I watched it twitch and changed my mind, my former scorn sulking. I’d more or less told it that give it fifty years’ experience and it would be the next thing closest to me. Now I thought that in fifty years I’d be the closest thing to it instead. It had the equipment, the ability, and Grimm would make certain the Bae would learn to use them. Grimm knew education was an advantage above all others.
“Makes me look pretty good, doesn’t it, Kalakos?” I said. “Given half a century or so of murder and mayhem and it would’ve become the shadow of an Auphe.” A thousand years and it would leave the Auphe in its dust. “Tell that to your clan, the cowardly sons of bitches. Afraid of a sixteen-year-old mentally damaged kid like I’d been. I doubt they’d have done much spitting if that had come calling in my place.”

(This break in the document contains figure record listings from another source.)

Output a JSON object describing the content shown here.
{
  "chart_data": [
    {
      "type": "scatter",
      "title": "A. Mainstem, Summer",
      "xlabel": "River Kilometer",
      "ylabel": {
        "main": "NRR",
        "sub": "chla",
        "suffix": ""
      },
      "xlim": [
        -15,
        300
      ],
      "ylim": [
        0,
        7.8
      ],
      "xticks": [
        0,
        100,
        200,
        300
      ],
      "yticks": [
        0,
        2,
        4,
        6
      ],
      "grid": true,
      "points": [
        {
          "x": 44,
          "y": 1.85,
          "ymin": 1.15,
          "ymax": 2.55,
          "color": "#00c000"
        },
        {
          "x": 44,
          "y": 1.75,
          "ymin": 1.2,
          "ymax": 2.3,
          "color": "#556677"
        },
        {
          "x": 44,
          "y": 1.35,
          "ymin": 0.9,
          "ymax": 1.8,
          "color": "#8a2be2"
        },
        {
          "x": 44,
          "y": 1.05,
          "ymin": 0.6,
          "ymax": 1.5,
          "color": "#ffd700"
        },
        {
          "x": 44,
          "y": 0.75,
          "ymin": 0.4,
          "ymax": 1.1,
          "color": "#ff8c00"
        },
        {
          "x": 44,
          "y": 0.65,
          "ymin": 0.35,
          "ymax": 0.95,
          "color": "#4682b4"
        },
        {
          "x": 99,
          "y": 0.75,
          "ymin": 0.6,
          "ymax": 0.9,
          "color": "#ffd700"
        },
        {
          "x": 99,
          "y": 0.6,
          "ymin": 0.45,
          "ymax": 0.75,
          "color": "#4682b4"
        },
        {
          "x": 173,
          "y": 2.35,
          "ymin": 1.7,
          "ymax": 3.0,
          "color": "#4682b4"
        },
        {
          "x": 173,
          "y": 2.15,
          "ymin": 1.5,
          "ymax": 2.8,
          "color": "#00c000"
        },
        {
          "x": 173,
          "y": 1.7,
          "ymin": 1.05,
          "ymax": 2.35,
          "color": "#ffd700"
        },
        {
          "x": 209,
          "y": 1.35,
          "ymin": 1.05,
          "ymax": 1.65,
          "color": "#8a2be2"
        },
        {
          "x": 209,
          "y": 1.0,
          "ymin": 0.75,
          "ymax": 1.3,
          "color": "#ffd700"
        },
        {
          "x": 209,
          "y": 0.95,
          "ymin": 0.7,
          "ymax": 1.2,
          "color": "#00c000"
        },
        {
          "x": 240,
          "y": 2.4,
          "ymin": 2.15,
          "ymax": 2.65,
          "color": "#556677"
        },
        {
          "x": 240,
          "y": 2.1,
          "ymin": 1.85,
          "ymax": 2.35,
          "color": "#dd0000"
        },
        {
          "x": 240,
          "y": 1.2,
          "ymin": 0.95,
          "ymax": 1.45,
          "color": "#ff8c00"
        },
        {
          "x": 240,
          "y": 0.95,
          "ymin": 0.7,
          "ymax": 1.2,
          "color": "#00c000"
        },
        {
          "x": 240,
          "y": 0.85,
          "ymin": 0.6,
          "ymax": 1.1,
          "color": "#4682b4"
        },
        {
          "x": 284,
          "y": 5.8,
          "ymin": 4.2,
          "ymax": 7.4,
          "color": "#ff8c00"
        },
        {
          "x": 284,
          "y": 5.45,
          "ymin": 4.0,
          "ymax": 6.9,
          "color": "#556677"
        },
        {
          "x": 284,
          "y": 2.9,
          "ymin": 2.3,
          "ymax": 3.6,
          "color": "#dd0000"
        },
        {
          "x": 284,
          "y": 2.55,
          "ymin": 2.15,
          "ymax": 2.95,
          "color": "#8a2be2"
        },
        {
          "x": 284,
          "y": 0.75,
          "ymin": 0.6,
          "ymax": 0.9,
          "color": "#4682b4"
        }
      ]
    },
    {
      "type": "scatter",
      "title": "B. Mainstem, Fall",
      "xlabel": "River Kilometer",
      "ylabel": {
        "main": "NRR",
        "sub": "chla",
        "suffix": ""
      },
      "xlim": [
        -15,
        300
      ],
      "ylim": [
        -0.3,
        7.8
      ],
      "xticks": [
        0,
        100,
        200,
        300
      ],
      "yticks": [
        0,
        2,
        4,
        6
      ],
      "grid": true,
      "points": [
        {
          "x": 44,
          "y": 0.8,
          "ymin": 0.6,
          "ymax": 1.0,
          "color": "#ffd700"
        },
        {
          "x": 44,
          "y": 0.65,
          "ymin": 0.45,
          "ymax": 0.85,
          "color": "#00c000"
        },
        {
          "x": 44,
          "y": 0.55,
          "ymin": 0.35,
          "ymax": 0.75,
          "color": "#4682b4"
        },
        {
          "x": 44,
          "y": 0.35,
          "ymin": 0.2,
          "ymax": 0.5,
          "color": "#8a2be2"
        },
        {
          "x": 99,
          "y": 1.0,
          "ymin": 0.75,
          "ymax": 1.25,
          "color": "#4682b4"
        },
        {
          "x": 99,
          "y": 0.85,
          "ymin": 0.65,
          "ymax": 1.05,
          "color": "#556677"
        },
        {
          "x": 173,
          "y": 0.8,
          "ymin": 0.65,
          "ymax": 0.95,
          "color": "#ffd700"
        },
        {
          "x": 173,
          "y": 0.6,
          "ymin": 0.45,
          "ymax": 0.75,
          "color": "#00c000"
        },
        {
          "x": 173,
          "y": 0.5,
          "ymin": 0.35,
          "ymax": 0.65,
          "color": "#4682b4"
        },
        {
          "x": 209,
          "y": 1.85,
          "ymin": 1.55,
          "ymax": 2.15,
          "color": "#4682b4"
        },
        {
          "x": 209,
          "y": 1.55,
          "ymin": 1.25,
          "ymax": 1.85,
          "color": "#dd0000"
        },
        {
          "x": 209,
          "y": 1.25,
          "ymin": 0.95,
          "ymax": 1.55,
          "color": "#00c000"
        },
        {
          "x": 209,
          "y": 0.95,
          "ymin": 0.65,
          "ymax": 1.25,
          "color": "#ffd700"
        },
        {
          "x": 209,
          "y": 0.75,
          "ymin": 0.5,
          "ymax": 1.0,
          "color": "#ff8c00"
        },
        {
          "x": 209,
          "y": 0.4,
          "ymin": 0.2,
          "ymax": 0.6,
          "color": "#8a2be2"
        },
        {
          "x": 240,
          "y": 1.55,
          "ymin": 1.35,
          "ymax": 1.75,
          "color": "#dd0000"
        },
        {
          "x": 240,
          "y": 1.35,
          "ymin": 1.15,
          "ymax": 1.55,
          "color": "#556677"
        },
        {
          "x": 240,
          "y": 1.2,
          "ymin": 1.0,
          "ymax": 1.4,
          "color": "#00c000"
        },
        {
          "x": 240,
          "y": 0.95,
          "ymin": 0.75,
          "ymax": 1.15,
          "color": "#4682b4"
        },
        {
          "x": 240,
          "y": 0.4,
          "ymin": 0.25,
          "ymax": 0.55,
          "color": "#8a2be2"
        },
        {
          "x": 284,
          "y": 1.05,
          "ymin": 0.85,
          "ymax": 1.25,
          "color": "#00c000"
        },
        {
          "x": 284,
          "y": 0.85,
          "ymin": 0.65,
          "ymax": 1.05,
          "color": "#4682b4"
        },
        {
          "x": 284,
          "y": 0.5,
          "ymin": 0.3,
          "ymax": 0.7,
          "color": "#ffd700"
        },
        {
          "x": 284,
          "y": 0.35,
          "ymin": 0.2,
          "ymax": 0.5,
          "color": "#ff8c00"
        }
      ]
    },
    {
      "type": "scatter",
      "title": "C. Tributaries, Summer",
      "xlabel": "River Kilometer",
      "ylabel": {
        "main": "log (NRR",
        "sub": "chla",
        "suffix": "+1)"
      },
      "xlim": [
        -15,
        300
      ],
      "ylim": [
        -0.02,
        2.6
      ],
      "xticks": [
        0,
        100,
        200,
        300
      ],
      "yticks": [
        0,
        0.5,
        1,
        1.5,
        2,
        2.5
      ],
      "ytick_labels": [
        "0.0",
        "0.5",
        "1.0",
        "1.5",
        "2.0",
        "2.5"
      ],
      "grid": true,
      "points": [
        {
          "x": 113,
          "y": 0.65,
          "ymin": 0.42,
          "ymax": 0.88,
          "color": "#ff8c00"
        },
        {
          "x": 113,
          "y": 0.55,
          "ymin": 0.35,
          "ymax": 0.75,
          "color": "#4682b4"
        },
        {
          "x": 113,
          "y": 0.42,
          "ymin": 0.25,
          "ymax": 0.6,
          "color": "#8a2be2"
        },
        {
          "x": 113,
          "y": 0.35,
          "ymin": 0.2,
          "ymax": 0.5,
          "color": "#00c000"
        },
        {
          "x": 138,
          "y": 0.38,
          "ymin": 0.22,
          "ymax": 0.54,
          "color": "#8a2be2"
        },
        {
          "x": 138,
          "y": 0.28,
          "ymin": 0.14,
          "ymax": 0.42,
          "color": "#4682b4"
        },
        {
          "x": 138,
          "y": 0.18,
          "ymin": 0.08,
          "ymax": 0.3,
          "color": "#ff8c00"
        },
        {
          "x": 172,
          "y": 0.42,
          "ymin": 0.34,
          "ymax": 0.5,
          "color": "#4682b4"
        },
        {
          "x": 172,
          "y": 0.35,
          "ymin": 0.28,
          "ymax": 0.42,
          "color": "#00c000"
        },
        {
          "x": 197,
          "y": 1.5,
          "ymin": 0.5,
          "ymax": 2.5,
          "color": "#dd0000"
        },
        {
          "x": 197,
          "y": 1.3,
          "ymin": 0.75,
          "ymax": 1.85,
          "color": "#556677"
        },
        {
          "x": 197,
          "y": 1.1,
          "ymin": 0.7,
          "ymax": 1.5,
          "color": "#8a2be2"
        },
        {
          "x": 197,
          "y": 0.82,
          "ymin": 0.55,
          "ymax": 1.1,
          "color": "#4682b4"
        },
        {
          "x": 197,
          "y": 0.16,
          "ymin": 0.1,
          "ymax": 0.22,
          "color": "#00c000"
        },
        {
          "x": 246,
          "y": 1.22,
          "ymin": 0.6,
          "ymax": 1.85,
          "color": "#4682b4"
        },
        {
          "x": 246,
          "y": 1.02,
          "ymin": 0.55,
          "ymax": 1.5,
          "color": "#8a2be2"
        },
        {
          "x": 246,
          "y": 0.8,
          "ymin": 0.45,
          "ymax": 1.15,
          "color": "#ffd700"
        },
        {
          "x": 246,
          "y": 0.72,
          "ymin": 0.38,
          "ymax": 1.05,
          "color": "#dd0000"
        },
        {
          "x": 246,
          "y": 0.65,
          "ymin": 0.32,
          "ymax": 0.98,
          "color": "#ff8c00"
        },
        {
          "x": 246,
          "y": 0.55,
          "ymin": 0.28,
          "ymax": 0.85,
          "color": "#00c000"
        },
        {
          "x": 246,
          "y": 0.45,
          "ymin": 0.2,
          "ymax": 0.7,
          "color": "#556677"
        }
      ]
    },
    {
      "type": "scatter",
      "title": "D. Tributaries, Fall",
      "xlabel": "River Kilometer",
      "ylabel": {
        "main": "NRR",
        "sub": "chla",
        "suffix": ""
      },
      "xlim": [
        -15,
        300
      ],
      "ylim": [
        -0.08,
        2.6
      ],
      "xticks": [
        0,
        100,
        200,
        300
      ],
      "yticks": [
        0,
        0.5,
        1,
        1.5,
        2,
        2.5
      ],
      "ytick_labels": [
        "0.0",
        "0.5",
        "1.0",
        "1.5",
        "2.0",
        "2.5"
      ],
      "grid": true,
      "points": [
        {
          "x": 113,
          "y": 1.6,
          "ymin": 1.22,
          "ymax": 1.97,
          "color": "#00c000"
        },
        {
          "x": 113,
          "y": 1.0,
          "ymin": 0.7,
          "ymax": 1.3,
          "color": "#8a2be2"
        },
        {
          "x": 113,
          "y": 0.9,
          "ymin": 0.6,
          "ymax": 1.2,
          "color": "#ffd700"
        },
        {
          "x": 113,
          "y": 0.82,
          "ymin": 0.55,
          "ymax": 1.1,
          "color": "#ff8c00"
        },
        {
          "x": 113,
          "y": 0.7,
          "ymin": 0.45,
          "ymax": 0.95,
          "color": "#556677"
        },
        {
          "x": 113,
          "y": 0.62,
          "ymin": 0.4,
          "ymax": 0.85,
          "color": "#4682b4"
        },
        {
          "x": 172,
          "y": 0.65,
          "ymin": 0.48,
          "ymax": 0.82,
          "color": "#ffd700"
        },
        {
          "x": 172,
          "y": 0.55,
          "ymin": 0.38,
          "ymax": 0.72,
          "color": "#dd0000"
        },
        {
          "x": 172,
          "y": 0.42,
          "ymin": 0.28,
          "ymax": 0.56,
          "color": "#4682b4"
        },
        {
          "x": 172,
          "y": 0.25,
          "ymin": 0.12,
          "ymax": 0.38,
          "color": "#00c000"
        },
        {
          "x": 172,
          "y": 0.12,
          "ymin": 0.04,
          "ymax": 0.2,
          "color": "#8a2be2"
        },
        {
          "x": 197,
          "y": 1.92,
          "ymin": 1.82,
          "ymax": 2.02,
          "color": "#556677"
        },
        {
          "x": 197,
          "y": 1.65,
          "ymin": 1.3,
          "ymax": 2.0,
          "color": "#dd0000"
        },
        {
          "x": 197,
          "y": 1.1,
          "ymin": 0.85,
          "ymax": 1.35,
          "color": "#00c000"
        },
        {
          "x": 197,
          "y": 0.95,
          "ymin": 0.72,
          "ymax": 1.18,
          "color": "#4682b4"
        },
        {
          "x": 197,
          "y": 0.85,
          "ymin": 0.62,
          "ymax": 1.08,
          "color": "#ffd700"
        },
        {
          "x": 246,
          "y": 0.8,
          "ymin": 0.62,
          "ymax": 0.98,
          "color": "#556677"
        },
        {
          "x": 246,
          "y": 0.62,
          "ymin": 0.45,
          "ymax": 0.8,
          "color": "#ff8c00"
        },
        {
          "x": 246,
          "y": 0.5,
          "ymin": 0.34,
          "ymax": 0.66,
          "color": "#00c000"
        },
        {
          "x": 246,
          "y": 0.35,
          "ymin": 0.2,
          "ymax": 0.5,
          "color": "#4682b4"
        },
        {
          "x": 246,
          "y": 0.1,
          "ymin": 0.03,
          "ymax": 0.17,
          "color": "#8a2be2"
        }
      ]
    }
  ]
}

He took a step away from the Bae, regained the equilibrium a warrior needed to survive, and looked at me for the first time. Or rather saw me for the first time. All my…heh…quirky imperfections aside, I wasn’t the Bae. There was some human in it, but there was humanity in me. I wasn’t overflowing with it, but it was there.
“I apologize,” he offered in that familiar if older echo of Niko’s voice, “for myself and my clan. This…this is a monster, not you. We misjudged our own blood and we are shamed for it.”
That was unexpected, kind of decent, and the right thing to do. If it had come eight and a half, nine years earlier, it might have made a difference. It hadn’t, though, and my grudge was about what he, decent but not decent enough to be a father, and the Rom had done to Nik. I didn’t give a shit what they thought about me.
Niko paused for the briefest of moments at the apology before overlooking it to grip one of my shoulders hard enough to get my instant— ow —attention. “Who was that? What was that?” He wasn’t talking about the dead Bae on the floor or the others. He was referring to the one clever enough to take me from the condo alive, fast enough to escape my real brother and survive—all while making an edgier game of it than I’d thought. I’d been down here less than fifteen minutes, listening to Grimm, attacking him, fighting the Bae. He hadn’t bothered to go any farther than what I had to think was two or three buildings down from Goodfellow’s. Niko didn’t have his tracker with him. That had been left back home when we’d fled Janus. Goodfellow had one, though, as did Promise and Ishiah in a locked safe at the bar.